"We found out more about him in death than we...

"We found out more about him in death than we knew in life because he was always helping everyone else out," Donald E. Butler Jr.'s father said. Credit: Butler family

For his profession, Wheatley Heights’ Donald E. Butler Jr. worked with developmentally disabled young adults. But for his entrepreneurship, he was a personal trainer, dabbled in the music business and curated the Curative Illusion line of apparel. He believed in his family, God and the Kappa Alpha Psi fraternity.

And he was only 29 when he died.

"Yeah, Junoo was into a lot of stuff," his friend and fraternity brother Jean Moise, of Manhattan, remembered, using the nickname by which Butler was known. "He was amazing, I'm not going to lie. He always tried to enlighten his friends and give us the best type of advice to keep pushing forward."

"He always thought about other people first," said his father, the Rev. Donald E. Butler Sr., also of Wheatley Heights, and pastor of the Community Baptist Church of Southampton. At the Celebration of Life service, "We found out more about him in death than we knew in life because he was always helping everyone else out," with attendees saying things such as, "He's the one that told us don't give up. He's the one that held us together. He's the one that pointed us to God."

His son’s motto, the father said, was "Win the day."

Butler Jr. was returning from homecoming weekend at his alma mater, Virginia State University, on the night of Oct. 15, driving alone, when his Mercedes-Benz E400 rear-ended a tractor trailer on the New Jersey Turnpike in Westampton Township. He was pronounced dead at the scene, a New Jersey State Police spokesperson said.

"I spoke to the detective," said his father. "He said it looked like he may have gotten distracted. And I said that possibly could be. He had spoken to my wife Monday, saying he was going to stay another day because he was tired. So we believe he was still tired but he was coming home because he had to go to work Wednesday" at the Adult Day Services division of Smithtown’s Developmental Disabilities Institute. "He had already taken Monday and Tuesday off."

Butler Jr., his father said, was born in Manhasset on Dec. 9, 1994. Police reports had erroneously given his age as 23 when he died. Raised in Wheatley Heights, he was the youngest of three children and the only son of Butler Sr. and Sylvia L. Sapp Butler. After graduating from Half Hollow Hills High School East in Dix Hills, where he played football and ran track and field, he attended the New Rochelle campus of Monroe College (now Monroe University), also running track there.

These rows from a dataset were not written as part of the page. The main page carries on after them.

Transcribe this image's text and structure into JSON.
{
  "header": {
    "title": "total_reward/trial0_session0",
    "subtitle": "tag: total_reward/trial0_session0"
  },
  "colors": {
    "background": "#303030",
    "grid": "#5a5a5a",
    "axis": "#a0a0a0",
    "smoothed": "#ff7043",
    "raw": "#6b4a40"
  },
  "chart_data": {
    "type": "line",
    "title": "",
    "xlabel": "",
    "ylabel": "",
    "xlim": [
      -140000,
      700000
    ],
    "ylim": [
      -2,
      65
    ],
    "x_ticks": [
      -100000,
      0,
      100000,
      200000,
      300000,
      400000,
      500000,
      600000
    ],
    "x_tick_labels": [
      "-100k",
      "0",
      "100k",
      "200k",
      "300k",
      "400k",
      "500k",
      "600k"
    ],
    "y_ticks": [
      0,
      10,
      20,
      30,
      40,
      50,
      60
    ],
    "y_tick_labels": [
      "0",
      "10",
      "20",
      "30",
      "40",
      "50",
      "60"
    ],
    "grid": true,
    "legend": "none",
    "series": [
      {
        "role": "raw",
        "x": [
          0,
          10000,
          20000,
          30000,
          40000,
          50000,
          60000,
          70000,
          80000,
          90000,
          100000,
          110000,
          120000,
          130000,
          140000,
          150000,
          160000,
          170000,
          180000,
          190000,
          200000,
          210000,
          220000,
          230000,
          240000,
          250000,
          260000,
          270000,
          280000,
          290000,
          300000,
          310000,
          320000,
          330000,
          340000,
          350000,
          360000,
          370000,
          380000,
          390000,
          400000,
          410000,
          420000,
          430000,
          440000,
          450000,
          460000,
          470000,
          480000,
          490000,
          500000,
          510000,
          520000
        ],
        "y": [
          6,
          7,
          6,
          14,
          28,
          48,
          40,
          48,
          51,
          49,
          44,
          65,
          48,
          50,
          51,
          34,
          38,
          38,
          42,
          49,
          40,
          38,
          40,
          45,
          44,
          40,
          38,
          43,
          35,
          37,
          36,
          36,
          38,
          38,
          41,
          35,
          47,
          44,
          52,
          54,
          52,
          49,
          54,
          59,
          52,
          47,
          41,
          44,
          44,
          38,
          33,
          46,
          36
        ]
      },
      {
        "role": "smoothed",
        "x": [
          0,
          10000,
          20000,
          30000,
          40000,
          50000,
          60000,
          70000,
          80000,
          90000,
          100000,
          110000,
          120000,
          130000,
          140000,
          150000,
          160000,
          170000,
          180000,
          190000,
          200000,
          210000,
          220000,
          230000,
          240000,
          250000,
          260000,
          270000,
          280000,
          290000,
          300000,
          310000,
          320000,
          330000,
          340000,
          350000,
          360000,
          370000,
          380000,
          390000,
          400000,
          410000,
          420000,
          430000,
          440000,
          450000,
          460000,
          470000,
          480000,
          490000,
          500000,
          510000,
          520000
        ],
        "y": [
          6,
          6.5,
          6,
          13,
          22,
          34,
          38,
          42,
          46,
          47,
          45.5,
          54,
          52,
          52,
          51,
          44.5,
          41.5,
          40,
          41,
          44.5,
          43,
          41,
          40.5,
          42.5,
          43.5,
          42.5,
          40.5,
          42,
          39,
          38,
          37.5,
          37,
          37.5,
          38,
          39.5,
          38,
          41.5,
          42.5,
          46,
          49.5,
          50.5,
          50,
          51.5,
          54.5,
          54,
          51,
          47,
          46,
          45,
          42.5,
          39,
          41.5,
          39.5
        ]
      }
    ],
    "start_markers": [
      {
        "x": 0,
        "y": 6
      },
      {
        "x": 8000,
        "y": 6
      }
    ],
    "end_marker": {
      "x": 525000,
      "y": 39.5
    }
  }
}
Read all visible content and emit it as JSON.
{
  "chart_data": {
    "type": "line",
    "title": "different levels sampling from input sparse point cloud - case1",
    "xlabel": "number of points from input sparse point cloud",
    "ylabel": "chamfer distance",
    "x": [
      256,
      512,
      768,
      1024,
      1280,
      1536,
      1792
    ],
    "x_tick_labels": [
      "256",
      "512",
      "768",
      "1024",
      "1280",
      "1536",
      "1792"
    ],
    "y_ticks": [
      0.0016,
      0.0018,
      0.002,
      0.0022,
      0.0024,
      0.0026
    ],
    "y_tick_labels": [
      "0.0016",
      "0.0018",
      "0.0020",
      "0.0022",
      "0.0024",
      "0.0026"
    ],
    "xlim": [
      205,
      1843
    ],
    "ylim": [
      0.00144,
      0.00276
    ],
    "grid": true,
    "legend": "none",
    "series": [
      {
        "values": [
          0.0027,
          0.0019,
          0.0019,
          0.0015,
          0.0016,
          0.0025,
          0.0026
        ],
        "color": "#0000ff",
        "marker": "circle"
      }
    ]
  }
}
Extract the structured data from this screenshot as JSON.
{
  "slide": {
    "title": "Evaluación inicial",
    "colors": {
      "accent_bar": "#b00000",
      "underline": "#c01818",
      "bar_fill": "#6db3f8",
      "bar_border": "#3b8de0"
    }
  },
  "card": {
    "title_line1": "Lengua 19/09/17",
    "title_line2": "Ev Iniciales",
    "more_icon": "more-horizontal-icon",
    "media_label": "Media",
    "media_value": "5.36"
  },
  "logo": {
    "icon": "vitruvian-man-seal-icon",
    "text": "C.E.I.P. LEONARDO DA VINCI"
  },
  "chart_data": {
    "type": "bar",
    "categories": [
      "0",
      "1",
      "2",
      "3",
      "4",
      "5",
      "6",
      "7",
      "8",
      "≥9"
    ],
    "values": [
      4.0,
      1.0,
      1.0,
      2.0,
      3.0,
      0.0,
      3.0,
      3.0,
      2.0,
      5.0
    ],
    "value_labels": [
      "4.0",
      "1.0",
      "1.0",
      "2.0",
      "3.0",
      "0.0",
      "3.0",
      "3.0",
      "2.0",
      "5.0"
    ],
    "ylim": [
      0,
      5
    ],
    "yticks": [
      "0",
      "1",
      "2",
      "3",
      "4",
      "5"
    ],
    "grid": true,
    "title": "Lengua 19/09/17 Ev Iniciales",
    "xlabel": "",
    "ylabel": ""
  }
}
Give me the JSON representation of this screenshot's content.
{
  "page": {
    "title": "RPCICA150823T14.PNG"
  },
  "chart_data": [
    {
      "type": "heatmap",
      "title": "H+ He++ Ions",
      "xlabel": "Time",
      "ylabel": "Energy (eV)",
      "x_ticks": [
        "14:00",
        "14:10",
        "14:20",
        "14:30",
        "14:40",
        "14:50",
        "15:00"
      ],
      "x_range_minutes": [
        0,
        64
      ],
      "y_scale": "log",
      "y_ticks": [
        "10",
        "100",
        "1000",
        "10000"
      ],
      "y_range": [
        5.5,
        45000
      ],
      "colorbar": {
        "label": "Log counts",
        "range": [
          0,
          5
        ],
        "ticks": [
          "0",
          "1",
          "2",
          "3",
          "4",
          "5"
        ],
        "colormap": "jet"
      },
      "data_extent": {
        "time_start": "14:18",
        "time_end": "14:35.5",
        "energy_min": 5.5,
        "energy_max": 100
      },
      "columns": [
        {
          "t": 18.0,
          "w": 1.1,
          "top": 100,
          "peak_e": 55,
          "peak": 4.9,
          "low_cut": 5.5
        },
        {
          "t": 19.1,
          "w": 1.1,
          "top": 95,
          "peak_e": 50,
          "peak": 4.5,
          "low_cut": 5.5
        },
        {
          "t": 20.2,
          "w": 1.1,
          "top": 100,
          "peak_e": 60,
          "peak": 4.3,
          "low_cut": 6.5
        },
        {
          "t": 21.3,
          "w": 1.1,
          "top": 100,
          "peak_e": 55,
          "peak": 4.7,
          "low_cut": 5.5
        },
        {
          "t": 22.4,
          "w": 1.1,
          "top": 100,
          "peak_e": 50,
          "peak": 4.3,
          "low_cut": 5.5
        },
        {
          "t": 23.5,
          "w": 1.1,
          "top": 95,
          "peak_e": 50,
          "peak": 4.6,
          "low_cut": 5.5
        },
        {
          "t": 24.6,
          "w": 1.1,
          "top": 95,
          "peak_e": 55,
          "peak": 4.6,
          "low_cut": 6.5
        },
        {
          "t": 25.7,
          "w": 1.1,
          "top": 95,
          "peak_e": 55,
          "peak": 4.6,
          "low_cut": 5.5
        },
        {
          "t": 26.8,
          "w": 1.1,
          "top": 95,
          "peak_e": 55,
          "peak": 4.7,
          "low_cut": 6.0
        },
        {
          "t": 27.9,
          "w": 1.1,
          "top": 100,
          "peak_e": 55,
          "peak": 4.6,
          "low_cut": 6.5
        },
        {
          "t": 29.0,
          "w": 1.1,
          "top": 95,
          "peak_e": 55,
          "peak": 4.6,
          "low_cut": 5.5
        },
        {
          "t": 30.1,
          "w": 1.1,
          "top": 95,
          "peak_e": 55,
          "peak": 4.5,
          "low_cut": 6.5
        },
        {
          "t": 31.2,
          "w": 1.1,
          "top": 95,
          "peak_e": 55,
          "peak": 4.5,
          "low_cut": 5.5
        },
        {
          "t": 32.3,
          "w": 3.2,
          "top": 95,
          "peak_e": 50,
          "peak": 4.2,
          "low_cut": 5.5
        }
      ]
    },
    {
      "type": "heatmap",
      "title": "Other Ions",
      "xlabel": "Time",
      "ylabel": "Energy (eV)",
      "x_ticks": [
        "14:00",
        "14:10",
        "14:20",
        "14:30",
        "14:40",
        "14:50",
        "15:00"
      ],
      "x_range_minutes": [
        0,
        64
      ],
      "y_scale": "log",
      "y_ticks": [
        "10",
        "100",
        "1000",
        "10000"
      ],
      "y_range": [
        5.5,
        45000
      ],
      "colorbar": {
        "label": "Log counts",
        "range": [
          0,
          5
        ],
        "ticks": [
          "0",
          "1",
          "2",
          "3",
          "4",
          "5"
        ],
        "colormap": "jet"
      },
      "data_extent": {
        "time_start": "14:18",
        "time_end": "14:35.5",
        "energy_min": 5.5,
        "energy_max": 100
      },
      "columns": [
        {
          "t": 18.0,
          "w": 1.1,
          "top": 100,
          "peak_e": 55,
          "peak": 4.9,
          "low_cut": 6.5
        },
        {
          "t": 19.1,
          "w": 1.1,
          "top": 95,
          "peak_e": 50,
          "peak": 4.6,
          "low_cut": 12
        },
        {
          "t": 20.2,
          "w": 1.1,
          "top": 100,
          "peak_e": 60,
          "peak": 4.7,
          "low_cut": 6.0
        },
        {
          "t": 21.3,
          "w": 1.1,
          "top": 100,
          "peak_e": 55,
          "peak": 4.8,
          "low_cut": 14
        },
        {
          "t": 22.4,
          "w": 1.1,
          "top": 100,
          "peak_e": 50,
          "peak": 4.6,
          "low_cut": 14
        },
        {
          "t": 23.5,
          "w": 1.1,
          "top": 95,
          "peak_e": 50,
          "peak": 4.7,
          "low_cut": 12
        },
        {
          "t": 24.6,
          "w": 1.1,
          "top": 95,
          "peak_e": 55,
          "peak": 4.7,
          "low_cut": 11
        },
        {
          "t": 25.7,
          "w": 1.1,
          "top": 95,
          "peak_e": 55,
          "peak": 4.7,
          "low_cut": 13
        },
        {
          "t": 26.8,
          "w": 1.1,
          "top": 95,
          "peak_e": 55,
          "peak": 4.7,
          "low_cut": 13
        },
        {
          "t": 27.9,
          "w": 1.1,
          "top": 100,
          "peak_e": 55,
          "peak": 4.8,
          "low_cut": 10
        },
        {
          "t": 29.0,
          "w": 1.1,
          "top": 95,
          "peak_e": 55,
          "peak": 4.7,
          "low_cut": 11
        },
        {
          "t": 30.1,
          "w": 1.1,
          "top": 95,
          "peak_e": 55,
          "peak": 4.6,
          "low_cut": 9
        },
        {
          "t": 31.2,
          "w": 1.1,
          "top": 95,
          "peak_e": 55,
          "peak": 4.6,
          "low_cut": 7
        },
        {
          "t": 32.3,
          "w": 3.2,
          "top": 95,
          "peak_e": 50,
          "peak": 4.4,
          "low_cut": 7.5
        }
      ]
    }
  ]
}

He later transferred to VSU, where he was a brother of Kappa Alpha Psi, his father’s fraternity, and graduated with a degree in criminal justice in December 2018.

"He was one of the brothers who was real prideful in bringing everybody together," said Moise. "He wanted all of us to be the best version of ourselves that we could possibly be. We could be partying and he's always going to come up with a story and a life lesson, and it was memorable."

One of his last major acts was to help his family win $41,000 on "Family Feud," his father said, in an episode that aired in February.

In addition to his parents, he is survived by two grandmothers, Vera Drayton and Ruby Sapp, both of Hempstead; and older sisters, Shanelle Butler and Sharelle Butler, both of Wheatley Heights.

Following a viewing and a service Oct. 26 at Union Baptist Church in Hempstead, he was buried at Greenfield Cemetery in Uniondale.

"He always said, ‘I want to be out of the house by the time I'm 30,’ " his father recalled. "Well, God gave him the desires of his heart because he's out of the house now, not with his earthly father, but he's with his heavenly Father."